Un mot d'honnêteté, quand même : cette efficacité ne fonctionne que si l'intensité est réelle. Un HIIT fait à moitié n'est plus qu'un cours de gym un peu vif. Tout l'enjeu est d'aller assez fort sur les temps d'effort, sans se cramer dès le troisième round.
HIIT ou cross-training : quelle différence ?
On les confond souvent, à tort. Le HIIT est une méthode : une structure d'intervalles que l'on peut appliquer au vélo, au rameur, à des mouvements au poids du corps. Le cross-training est plutôt une discipline, centrée sur des mouvements fonctionnels variés (soulever, tirer, porter) qui ne sont pas forcément menés en fractionné. Dit autrement : on peut faire un cross-training en HIIT, mais tout HIIT n'est pas du cross-training. Si votre objectif est de gagner du temps sur le cardio, le HIIT est taillé pour ça. Si vous visez la force complète et la technique, regardez plutôt du côté fonctionnel.

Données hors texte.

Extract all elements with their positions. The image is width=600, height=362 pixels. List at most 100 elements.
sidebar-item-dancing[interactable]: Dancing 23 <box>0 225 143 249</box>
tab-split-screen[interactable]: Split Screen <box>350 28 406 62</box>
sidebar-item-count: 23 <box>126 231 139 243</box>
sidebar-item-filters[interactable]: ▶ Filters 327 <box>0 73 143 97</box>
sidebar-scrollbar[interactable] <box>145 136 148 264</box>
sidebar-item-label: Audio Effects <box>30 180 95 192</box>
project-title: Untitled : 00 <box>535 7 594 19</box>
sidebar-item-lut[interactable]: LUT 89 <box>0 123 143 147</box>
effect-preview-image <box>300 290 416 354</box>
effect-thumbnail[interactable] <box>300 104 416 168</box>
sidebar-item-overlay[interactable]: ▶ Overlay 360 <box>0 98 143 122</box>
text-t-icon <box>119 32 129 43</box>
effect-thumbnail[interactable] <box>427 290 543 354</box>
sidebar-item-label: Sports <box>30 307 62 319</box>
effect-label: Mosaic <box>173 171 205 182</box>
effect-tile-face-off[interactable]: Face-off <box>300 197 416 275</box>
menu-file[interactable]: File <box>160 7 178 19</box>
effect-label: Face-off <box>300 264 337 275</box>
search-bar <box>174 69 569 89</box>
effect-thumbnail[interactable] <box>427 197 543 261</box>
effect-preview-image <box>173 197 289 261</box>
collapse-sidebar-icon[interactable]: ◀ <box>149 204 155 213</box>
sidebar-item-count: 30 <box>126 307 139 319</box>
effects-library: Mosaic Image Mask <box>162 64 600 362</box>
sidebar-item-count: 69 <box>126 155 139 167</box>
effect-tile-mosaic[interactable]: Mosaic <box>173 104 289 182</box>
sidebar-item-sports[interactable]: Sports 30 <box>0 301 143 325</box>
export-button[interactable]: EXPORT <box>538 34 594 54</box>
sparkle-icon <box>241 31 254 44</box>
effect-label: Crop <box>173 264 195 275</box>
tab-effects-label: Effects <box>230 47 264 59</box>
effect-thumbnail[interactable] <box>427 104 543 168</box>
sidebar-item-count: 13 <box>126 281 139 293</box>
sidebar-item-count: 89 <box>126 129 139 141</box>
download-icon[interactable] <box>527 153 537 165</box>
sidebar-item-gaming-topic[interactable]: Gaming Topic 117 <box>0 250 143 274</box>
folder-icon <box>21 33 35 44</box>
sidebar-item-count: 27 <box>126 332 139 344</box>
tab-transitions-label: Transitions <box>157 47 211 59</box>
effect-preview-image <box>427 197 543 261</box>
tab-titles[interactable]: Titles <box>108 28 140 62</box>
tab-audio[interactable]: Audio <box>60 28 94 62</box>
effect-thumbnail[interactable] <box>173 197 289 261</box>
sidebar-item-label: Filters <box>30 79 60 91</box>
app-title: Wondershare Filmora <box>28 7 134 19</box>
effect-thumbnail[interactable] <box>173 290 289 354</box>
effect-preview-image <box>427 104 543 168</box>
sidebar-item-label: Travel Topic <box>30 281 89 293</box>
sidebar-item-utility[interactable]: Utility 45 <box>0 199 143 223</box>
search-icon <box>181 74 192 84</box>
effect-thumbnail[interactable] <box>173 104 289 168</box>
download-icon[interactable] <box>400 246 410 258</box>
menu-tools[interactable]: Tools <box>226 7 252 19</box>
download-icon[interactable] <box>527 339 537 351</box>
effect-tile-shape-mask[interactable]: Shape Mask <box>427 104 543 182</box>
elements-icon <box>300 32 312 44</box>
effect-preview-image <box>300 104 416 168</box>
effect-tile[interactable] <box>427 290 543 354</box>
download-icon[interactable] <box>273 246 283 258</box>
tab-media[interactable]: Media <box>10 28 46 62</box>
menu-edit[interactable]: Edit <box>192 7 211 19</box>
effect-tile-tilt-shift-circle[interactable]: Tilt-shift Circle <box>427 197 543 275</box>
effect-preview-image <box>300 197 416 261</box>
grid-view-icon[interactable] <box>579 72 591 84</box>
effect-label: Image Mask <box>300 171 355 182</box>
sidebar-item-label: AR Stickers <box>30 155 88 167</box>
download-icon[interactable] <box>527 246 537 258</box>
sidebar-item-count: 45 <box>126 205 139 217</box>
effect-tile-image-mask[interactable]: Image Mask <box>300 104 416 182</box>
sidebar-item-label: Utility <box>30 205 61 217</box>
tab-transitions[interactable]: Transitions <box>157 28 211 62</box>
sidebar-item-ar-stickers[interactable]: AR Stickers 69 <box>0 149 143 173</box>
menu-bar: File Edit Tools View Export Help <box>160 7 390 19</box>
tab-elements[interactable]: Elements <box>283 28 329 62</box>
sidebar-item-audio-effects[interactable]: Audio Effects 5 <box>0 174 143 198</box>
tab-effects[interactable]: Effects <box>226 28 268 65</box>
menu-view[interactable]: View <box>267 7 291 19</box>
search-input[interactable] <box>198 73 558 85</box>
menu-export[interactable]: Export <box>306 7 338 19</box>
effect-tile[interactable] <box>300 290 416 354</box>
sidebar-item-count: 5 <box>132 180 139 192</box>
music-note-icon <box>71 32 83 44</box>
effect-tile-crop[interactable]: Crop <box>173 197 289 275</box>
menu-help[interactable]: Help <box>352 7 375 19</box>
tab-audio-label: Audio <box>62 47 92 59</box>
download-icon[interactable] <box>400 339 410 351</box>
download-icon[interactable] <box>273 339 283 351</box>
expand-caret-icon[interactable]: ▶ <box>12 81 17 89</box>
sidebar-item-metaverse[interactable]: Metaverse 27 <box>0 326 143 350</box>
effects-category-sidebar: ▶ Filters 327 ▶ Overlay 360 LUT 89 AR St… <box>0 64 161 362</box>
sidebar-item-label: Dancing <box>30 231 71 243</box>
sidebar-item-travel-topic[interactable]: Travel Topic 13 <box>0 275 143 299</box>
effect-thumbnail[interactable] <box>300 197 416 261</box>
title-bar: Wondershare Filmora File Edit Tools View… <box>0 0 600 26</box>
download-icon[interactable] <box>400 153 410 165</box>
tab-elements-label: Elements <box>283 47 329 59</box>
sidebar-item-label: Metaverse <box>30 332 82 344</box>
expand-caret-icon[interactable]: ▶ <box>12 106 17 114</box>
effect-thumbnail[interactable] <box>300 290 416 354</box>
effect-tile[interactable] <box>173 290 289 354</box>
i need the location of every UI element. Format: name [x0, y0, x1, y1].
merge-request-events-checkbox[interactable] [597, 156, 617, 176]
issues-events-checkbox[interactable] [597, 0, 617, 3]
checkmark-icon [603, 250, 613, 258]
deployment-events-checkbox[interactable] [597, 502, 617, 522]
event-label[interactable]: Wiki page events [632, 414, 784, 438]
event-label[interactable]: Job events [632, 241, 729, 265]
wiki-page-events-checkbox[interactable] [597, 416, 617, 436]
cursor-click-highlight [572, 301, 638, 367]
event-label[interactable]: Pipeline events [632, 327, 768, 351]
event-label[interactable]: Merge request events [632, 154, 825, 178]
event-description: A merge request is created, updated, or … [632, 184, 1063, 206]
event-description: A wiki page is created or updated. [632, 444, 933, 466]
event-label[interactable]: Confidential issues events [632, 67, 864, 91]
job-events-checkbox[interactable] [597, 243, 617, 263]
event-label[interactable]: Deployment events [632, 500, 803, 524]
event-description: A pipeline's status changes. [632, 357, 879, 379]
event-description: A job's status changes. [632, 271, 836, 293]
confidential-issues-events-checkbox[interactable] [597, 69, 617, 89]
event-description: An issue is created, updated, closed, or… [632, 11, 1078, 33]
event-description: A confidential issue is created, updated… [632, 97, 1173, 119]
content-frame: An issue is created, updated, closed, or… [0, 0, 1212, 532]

À quoi ressemble une séance de HIIT ?
Le canevas est toujours le même : un échauffement sérieux (jamais négligeable, l'entrée dans l'intensité est brutale), puis des blocs d'intervalles, enfin un retour au calme. Le protocole le plus connu, le Tabata, enchaîne huit fois vingt secondes d'effort et dix secondes de repos, soit quatre minutes qui semblent très longues. D'autres formats jouent sur du trente-trente ou des pics plus longs sur vélo. Cette logique d'intervalles se retrouve aussi dans les formats cardio en salle, où l'on alterne des séries chronométrées à forte intensité et des phases plus calmes. C'est l'esprit que REFORM veut donner à ses cours les plus intenses, comme l'indoor cycling.
Le HIIT est-il fait pour vous ?
Pour la grande majorité des adultes en bonne santé, oui, à condition de doser. Un débutant raccourcit les efforts, rallonge les récupérations et choisit des mouvements simples avant de mettre de la charge ou de la vitesse. Deux à trois séances par semaine suffisent : le HIIT tire fort sur l'organisme, et l'enchaîner tous les jours mène surtout à la fatigue, pas aux résultats. Quelques précautions de bon sens s'imposent en cas de problème cardiaque, de blessure récente ou de grossesse, à vérifier avant de commencer.
Après l'effort, la récupération
Un format aussi intense mérite une vraie descente. C'est là que le lieu compte : l'idée de REFORM, c'est de pouvoir enchaîner l'effort et un vrai temps de récupération sportive sur place, entre sauna et bain froid, sans casser l'élan ni reprendre la voiture. Le HIIT donne le pic, la récupération transforme l'effort en progrès et fait qu'on revient plus disponible pour la séance suivante.